OPTIMIZATION (for a scoring rule r): Given a PLP-forest P, compute an outcome with the highest score (an optimal outcome).

The picture for the rules Top-k Clusters, Plurality and Borda is complete. As we noted above, the SCORE problem for Borda is in the class P, and Lang et al. [9] proved that the QUALITY and OPTIMIZATION problems for Borda are NP-complete and NP-hard, respectively. The SCORE problem for Top-k Clusters and Plurality is in P (cf. our comments in the previous section) and the following two results show that in each case, the problems QUALITY and OPTIMIZATION are NP-complete and NP-hard, respectively.

Theorem 1

The QUALITY problem for Top Cluster is NP-complete.

Proof

(Sketch). Membership is obvious, as one can guess an outcome o in O(p) time, and verify that \(S_{tc}(o,P)\ge l\) in polynomial time in the size of P. Hardness is proved by reduction from MIN2SAT: Given a set \(\varPhi \) of n 2-clauses \(\{ C_1,\ldots ,C_n \}\) over a set of propositional variables \(\{ X_1,\ldots ,X_p \}\), and a positive integer g (\(g \le n\)), decide whether there is a truth assignment that satisfies at most g clauses in \(\varPhi \).

Specifically, let \(\varPhi \) be a collection of n 2-clauses. For each clause in \(\varPhi \), say \(C=X_i \vee \lnot X_j\), we create a PLP-tree \(T_C\) in Fig. 2, treating propositional variables \(X_i\) as attributes with the domains \(\{0_i,1_i\}\) (the form of the tree for other types of 2-clauses is evident from the example we selected for illustration). We also set \(l=n-g\).

A truth assignment v falsifies a clause C in \(\varPhi \) if and only if, when viewed as an outcome, it belongs to the top cluster of the corresponding tree \(T_C\). Clearly, there is an assignment satisfying at most g clauses of \(\Pi \) if and only if there is an assignment that falsifies at least l clauses in \(\varPhi \). The latter is equivalent to the existence of an outcome that belongs to the top cluster of at least l trees \(T_C\), \(C\in \varPhi \), that is, an outcome v such that \(S_{tc}(v,P) \ge l\).    \(\square \)

Fig. 2.
figure 2

PLP-tree

The case of the Top-k Cluster rule with \(k>1\) is dealt with in the next theorem.

Theorem 2

The QUALITY problem for Top-k Clusters, where \(k>1\), is NP-complete.

Proof

(Sketch). The membership in NP is evident. To prove NP-hardness for when \(k>1\), we again reduce from the MIN2SAT problem, but the construction is different. For every clause \(C\in \varPhi \), say \(C = X_i \vee \lnot X_j \in \varPhi \), we construct a set \(P_C\) of three PLP-trees shown in Fig. 3 (the construction is evident from the example we selected here for illustration).

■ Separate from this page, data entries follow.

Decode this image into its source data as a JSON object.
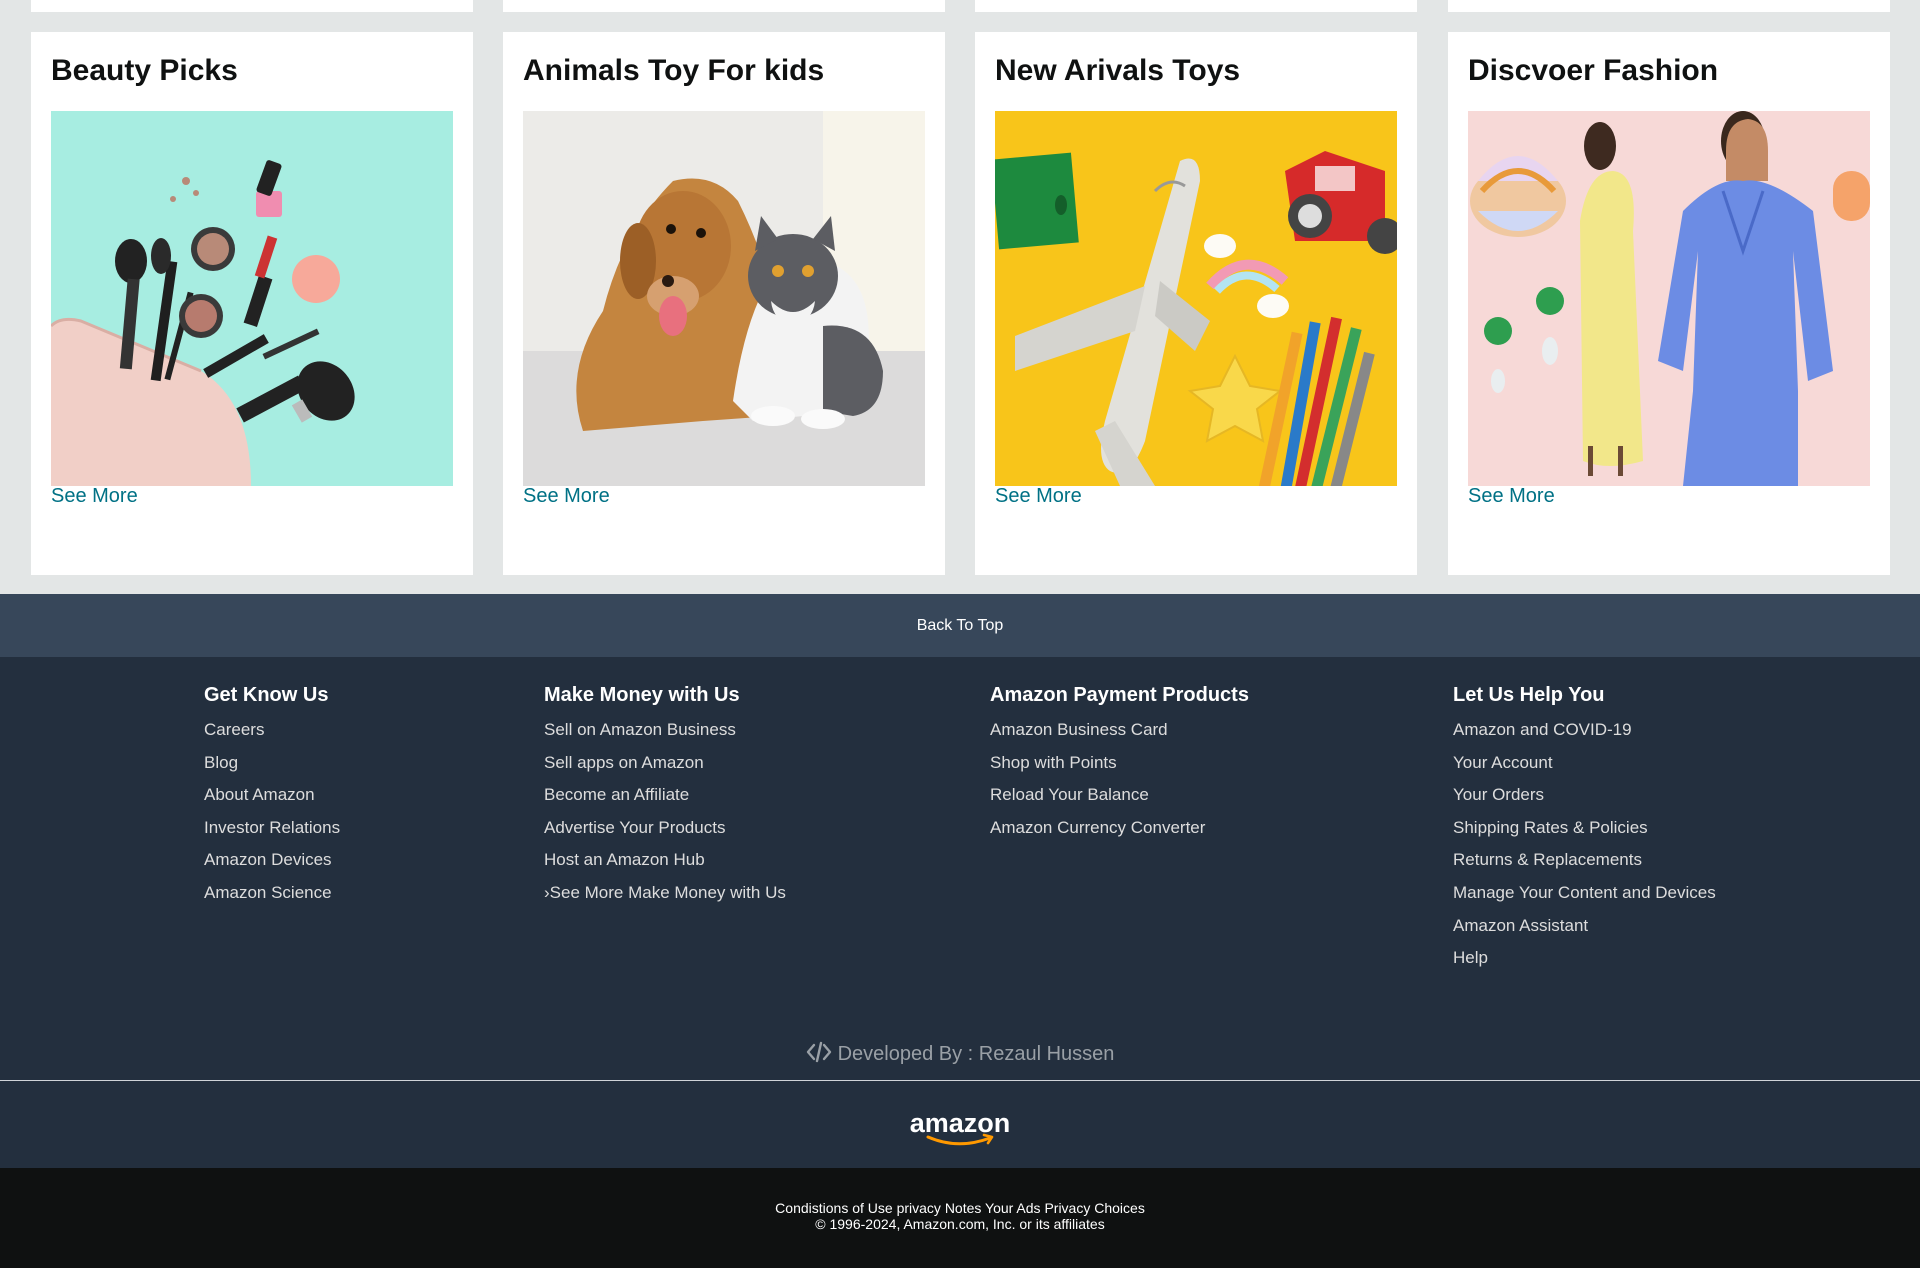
{
  "cards": [
    {
      "title": "Beauty Picks",
      "link": "See More"
    },
    {
      "title": "Animals Toy For kids",
      "link": "See More"
    },
    {
      "title": "New Arivals Toys",
      "link": "See More"
    },
    {
      "title": "Discvoer Fashion",
      "link": "See More"
    }
  ],
  "back_to_top": "Back To Top",
  "footer": {
    "columns": [
      {
        "heading": "Get Know Us",
        "items": [
          "Careers",
          "Blog",
          "About Amazon",
          "Investor Relations",
          "Amazon Devices",
          "Amazon Science"
        ]
      },
      {
        "heading": "Make Money with Us",
        "items": [
          "Sell on Amazon Business",
          "Sell apps on Amazon",
          "Become an Affiliate",
          "Advertise Your Products",
          "Host an Amazon Hub",
          "›See More Make Money with Us"
        ]
      },
      {
        "heading": "Amazon Payment Products",
        "items": [
          "Amazon Business Card",
          "Shop with Points",
          "Reload Your Balance",
          "Amazon Currency Converter"
        ]
      },
      {
        "heading": "Let Us Help You",
        "items": [
          "Amazon and COVID-19",
          "Your Account",
          "Your Orders",
          "Shipping Rates & Policies",
          "Returns & Replacements",
          "Manage Your Content and Devices",
          "Amazon Assistant",
          "Help"
        ]
      }
    ],
    "developed_by": "Developed By : Rezaul Hussen",
    "logo_text": "amazon"
  },
  "bottom": {
    "links": [
      "Condistions of Use",
      "privacy Notes",
      "Your Ads Privacy Choices"
    ],
    "copyright": "© 1996-2024, Amazon.com, Inc. or its affiliates"
  },
  "icons": {
    "developed_by": "code-icon",
    "logo": "amazon-logo"
  },
  "colors": {
    "link": "#007185",
    "footer_bg": "#232f3e",
    "back_to_top_bg": "#37475a",
    "bottom_bg": "#0f1111",
    "page_bg": "#e3e6e6",
    "logo_smile": "#ff9900"
  }
}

We note that if an assignment v satisfies a clause \(C\in \varPhi \), then we have \(S_{tkc}(v,P_C) = 3\cdot k - 4\); otherwise, we have \(S_{tkc}(v,P_C) = 3\cdot k - 3\). We now set \(P=\bigcup _{C\in \varPhi }P_C\) and \({l=3n(k-1)-g}\). We need to show that assignment v satisfies at most g clauses in \(\varPhi \) if and only if v scores at least l in P according to the Top-k Clusters rule.

Let v be an assignment satisfying \(g'\) clauses in \(\varPhi \). Then, \(S_{tkc}(v,P)=g'(3\cdot k - 4)+(n-g')(3\cdot k - 3)={3n(k-1)-g'}\). Thus, as required, there is an assignment v that satisfies at most g clauses if and only if there is an outcome with the score at least l.    \(\square \)

Fig. 3.
figure 3

Set \(P_C\) of PLP-trees for clause \(C = X_i \vee \lnot X_j\)

Theorem 3

The QUALITY problem for Plurality is NP-complete.

Proof

(Sketch). The membership in NP is clear. The NP-hardness can be proved by reduction from MIN2SAT. For each clause in \(\varPhi \), we create a PLP-tree \(T_C\) as in the proof of Theorem 1, and we set \(l=(n-g)/2^{p-2}\). One can show that there is a truth assignment satisfying at most g clauses in \(\varPhi \) if and only if there exists an outcome whose Plurality score is at least l.    \(\square \)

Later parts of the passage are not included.